Ranjita Bhagwan, David Moore, Stefan Savage, and Geoffrey Voelker
Department of Computer Science and Engineering
University of California, San Diego
In the past few years, peer-to-peer networks have become an extremely popular mechanism
for large-scale content sharing. Unlike traditional client-server applications,
which centralize the management of data in a few highly reliable servers, peer-to-peer
systems distribute the burden of data storage, computation, communications and administration
among thousands of individual client workstations. While the popularity
of this approach, exemplified by systems such as Gnutella, was driven by the
popularity of unrestricted music distribution, newer work has expanded the potential
application base to generalized distributed file systems, persistent anonymous
publishing, as well as support for high-quality video distribution. The widespread
attraction of the peer-to-peer model arises primarily from its potential for both
low-cost scalability and enhanced availability. Ideally a peer-to-peer system could ef-
ficiently multiplex the resources and connectivity of its workstations across all of its
users while at the same time protecting its users from transient or persistent failures in
a subset of its components.
However, these goals are not trivially engineered. First-generation peer-to-peer
systems, such as Gnutella, scaled poorly due to the overhead in locating content within
the network. Consequently, developing efficient lookup algorithms has consumed most
of the recent academic work in this area. The challenges in providing high
availability to such systems is more poorly understood and only now being studied.

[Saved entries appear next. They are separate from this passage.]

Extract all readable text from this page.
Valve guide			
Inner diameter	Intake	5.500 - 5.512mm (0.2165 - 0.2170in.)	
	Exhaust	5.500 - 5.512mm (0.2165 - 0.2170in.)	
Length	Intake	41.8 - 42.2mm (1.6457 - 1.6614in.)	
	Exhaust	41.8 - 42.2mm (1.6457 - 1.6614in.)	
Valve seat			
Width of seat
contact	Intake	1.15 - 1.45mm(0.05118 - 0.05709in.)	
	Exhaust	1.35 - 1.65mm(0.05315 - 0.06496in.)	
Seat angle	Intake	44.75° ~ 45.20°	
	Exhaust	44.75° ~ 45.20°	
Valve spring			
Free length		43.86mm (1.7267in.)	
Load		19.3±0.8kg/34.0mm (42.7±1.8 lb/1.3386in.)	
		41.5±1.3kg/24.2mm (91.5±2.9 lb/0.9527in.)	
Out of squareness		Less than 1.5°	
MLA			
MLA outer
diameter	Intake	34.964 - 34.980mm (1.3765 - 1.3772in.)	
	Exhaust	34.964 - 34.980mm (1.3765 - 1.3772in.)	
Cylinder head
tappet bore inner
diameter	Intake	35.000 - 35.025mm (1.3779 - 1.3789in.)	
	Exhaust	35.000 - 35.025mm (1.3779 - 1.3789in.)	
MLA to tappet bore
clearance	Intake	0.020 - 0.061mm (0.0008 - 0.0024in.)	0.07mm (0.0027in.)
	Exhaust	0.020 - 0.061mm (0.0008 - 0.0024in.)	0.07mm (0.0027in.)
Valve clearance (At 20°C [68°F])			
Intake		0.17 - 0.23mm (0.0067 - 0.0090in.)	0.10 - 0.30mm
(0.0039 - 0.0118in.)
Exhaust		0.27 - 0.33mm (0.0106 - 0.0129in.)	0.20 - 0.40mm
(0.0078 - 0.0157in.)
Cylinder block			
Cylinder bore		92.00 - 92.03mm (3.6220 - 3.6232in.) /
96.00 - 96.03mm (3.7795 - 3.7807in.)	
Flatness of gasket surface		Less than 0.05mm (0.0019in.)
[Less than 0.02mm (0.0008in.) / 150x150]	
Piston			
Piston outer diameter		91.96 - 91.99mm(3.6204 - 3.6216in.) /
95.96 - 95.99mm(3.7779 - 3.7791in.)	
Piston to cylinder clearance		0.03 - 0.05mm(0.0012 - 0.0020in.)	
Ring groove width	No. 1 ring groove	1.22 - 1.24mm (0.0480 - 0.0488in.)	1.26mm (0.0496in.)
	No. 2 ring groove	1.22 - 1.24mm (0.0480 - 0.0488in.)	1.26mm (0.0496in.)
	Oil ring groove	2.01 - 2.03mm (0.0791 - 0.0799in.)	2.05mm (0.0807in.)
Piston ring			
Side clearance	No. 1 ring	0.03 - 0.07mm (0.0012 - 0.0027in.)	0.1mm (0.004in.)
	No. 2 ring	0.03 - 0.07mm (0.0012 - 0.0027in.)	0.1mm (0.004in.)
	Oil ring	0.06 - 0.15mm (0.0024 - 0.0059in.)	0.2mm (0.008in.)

In particular, unlike traditional distributed systems, the individual components of a
peer-to-peer system experience an order of magnitude worse availability -- individually
administered workstations may be turned on and off, join and leave the system, have intermittent
connectivity, and are constructed from low-cost low-reliability components.
One recent study of a popular peer-to-peer file sharing system found that the majority
of peers had application-level availability rates of under 20 percent.
As a result, all peer-to-peer systems must employ some form of replication to provide
acceptable service to their users. In systems such as Gnutella, this replication
occurs implicitly as each file downloaded by a user is implicitly replicated at the user's
workstation. However, since these systems do not explicitly manage replication or
mask failures, the availability of an object is fundamentally linked to its popularity and
users have to repeatedly access different replicas until they find one on an available
host. Next-generation peer-to-peer storage systems, such as the Cooperative File System
(CFS), recognize the need to mask failures from the user and implement a basic
replication strategy that is independent of the user workload.
While most peer-to-peer systems employ some form of data redundancy to cope
with failure, these solutions are not well-matched to the underlying host failure distribution
or the level of availability desired by users. Consequently, it remains unclear
what availability guarantees can be made using existing systems, or conversely how to
best achieve a desired level of availability using the mechanisms available.
In our work we are exploring replication strategy design trade-offs along several
interdependent axes: Replication granularity, replica placement, and application characteristics,
each of which we address in subsequent sections. The closest analog to our
work is that of Weatherspoon and Kubiatowicz who compare the availability provided
by erasure coding and whole file replication under particular failure assumptions.
The most critical differences between this work and our own revolve around the failure
model. In particular,Weatherspoon and Kubiatowicz focus on disk failure as the dominant
factor in data availability and consequently miss the distinction between short and
long time scales that is critical to deployed peer-to-peer systems. Consequently, their
model is likely to overestimate true file availability in this environment.